The liver receives about 25% of the cardiac output. About three quarters of this is delivered via the portal vein and one quarter via the hepatic artery. Because the blood in the hepatic artery contains much more O2, the majority of the liver's O2 supply comes from the hepatic artery. Blood from the hepatic artery and the portal vein mixes in the liver sinusoids. The blood then flows peripherally between hepatic cells and collects in venules. The venules eventually coalesce into the hepatic veins that feed into the inferior vena cava.

Pressure in the liver sinusoids is only 2-3 mmHg, only slightly above that of the inferior vena cava and right atrium. Since mean pressure in the hepatic artery is about 90 mmHg and pressure in the portal vein is about 10 mmHg, most of the pressure drop in the liver is pre-sinusoidal.

With cardiac failure central venous pressure may well exceed hepatic capillary pressures. The resulting elevation of hydrostatic pressure in the hepatic interstitium causes exudation of fluid through the permeable liver capsule and into the abdominal cavity (abdominal edema or ascites).

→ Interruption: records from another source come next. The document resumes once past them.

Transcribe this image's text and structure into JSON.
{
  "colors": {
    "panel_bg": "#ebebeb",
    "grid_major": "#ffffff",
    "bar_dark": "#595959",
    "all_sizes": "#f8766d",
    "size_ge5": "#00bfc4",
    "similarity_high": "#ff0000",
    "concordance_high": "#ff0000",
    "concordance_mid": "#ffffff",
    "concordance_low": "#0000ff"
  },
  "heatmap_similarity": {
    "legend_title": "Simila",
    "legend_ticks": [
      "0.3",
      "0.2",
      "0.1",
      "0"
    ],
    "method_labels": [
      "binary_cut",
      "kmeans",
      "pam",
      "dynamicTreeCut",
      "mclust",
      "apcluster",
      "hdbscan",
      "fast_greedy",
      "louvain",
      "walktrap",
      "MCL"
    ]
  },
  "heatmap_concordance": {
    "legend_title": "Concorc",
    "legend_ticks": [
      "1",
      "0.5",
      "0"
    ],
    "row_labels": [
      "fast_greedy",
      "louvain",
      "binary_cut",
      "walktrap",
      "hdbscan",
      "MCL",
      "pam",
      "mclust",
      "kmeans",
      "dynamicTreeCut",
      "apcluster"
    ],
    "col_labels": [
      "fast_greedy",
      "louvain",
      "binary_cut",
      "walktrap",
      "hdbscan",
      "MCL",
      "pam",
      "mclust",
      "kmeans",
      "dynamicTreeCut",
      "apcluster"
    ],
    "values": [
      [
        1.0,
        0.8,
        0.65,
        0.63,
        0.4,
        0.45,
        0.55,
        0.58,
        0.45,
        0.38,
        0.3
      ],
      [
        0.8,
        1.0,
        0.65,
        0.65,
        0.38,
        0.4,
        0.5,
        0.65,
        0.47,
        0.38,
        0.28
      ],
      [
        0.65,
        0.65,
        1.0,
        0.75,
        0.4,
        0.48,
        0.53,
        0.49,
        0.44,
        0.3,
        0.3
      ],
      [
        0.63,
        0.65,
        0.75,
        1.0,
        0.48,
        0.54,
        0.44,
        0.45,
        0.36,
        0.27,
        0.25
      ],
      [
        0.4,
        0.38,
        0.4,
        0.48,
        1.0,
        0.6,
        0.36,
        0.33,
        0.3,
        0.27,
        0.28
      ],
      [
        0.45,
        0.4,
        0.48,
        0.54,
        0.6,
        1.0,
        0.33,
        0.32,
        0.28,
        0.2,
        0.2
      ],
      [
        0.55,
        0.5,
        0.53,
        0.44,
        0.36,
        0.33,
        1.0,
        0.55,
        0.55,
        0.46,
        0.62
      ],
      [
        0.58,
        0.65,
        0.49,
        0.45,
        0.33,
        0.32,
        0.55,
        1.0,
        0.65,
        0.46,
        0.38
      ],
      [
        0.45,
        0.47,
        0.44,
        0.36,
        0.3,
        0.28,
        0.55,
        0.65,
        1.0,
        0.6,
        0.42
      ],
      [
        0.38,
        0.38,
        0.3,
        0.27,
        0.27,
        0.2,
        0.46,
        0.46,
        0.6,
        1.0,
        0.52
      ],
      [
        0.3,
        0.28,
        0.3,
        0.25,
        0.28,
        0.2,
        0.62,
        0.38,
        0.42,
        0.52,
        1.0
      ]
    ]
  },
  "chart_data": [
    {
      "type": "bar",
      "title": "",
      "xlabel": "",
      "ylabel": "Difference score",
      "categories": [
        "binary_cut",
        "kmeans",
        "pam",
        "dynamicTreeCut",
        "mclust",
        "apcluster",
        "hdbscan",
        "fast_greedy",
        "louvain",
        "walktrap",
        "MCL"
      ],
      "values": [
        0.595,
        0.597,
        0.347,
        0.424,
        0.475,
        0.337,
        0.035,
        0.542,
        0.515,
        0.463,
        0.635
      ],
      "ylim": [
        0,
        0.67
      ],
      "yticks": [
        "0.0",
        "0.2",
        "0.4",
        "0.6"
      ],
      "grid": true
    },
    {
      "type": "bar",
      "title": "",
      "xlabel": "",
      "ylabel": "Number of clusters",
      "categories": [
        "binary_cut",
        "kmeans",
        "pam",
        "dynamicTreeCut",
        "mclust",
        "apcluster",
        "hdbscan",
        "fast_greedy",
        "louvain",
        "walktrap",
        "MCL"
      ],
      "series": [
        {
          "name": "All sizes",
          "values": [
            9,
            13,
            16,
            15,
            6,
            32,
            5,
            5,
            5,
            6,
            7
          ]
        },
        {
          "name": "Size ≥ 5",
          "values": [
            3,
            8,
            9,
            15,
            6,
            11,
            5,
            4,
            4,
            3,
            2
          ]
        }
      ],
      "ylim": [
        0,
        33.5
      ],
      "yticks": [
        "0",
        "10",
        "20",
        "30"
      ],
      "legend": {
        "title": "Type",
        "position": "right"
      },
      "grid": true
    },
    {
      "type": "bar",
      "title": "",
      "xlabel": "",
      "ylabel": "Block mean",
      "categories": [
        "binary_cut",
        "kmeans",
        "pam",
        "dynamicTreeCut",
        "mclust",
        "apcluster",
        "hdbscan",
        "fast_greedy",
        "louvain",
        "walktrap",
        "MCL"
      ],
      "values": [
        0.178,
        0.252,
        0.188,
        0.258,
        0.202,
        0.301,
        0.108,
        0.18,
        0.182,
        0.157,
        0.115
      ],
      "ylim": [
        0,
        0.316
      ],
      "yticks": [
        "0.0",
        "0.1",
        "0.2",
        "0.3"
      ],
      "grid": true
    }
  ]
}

About 15 % of the blood volume is in the liver. Stimulation of the

α-adrenergic innervations of the hepatic or the portal vessels supplying the liver results in vasoconstriction and a reduction in hepatic blood flow. When this occurs during hemorrhagic shock, it not only reduces flow to the liver, but also causes about half the blood normally in the liver to enter the general circulation. Thus the liver also serves as a blood reservoir.

Cirrhosis of the liver results when hepatic cells are replaced by fibrous tissue. One effect of these changes is to increase resistance to blood flow through the liver. Since the pressure difference from portal vein to inferior vena cava is small, small increases in resistance can markedly reduce liver blood flow. Portal venous hypertension may result, reducing intestinal blood flow and nutrient uptake, and further damaging liver function.

• Blood Flow to the Kidneys

This topic will be covered in detail in connection with renal function. However, several characteristics are noteworthy. The kidneys account for less than 1% of body weight but receive 20% of cardiac output. This is related to the significant filtration function of the kidneys in maintaining body fluid homeostasis. Renal vascular beds, like splanchnic beds, have a portal architecture, with one capillary bed following another in series. Renal blood flow can be reduced by sympathetic stimulation, but overall renal circulation is strongly autoregulated under a wide range of arterial blood pressures.